È di questo che si tratta?
È amore quello che prova, per lui, quella creatura così preziosa?

Non lo sa ancora.
Il tempo darà le risposte.
In questo momento non contano – anche se la speranza che sia così si fa strada, come una piccola scintilla che brilla dal cuore al sorriso che splende sulle labbra austere del professore, e di cui le fa dono, mentre s'inebria del suo tocco delicato.

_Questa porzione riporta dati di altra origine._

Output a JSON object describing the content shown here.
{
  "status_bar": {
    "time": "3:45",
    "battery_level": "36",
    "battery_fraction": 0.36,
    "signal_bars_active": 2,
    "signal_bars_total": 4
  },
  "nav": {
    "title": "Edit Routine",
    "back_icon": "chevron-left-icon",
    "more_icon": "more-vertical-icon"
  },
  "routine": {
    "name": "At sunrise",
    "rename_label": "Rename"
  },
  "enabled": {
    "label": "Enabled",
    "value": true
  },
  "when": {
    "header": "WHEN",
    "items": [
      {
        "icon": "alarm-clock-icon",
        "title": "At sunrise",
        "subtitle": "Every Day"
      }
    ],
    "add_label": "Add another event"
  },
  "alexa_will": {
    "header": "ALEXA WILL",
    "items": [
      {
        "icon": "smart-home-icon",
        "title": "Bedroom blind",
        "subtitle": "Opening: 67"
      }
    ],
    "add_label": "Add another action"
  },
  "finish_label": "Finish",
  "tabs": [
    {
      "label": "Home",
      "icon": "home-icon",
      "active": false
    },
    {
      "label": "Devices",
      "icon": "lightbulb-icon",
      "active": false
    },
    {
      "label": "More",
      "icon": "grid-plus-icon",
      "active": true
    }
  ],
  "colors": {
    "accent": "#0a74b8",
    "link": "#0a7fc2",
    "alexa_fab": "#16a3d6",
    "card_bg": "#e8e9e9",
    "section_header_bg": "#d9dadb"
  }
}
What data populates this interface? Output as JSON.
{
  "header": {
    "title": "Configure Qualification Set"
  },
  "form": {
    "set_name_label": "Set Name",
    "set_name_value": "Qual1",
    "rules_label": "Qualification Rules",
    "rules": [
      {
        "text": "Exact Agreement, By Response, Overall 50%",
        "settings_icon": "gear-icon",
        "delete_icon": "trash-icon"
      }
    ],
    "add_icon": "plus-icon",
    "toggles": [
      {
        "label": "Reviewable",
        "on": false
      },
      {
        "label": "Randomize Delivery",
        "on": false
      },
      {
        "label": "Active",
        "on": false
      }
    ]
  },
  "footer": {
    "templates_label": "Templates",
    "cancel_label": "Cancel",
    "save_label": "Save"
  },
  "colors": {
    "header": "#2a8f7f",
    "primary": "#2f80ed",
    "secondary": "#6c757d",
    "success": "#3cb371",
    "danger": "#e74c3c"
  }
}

Per certo, sa che non è minimamente paragonabile al surrogato della felicità che ha cercato nei visi estranei di donne sconosciute, nel triste scorrere dei suoi anni bui.
Neanche quando ha voluto provare l'ebrezza della giovinezza ha sentito, nemmeno lontanamente, quello che ora prova per l'angelo candido che stringe a sé.

Due ladri che rubano attimi al tiranno crudele.
Devono guardarsi le spalle.
Tutto sta andando secondo i piani.
Hanno guadagnato vantaggio, non sono degli sprovveduti.
E mentre il senatore ha sciolto, al loro inseguimento, tutti i cani a disposizione, Poe, Rey e Ben possono contare su un piano ben costruito a tavolino: il generale Solo e il sindaco Organa stanno già preparando la contromossa finale.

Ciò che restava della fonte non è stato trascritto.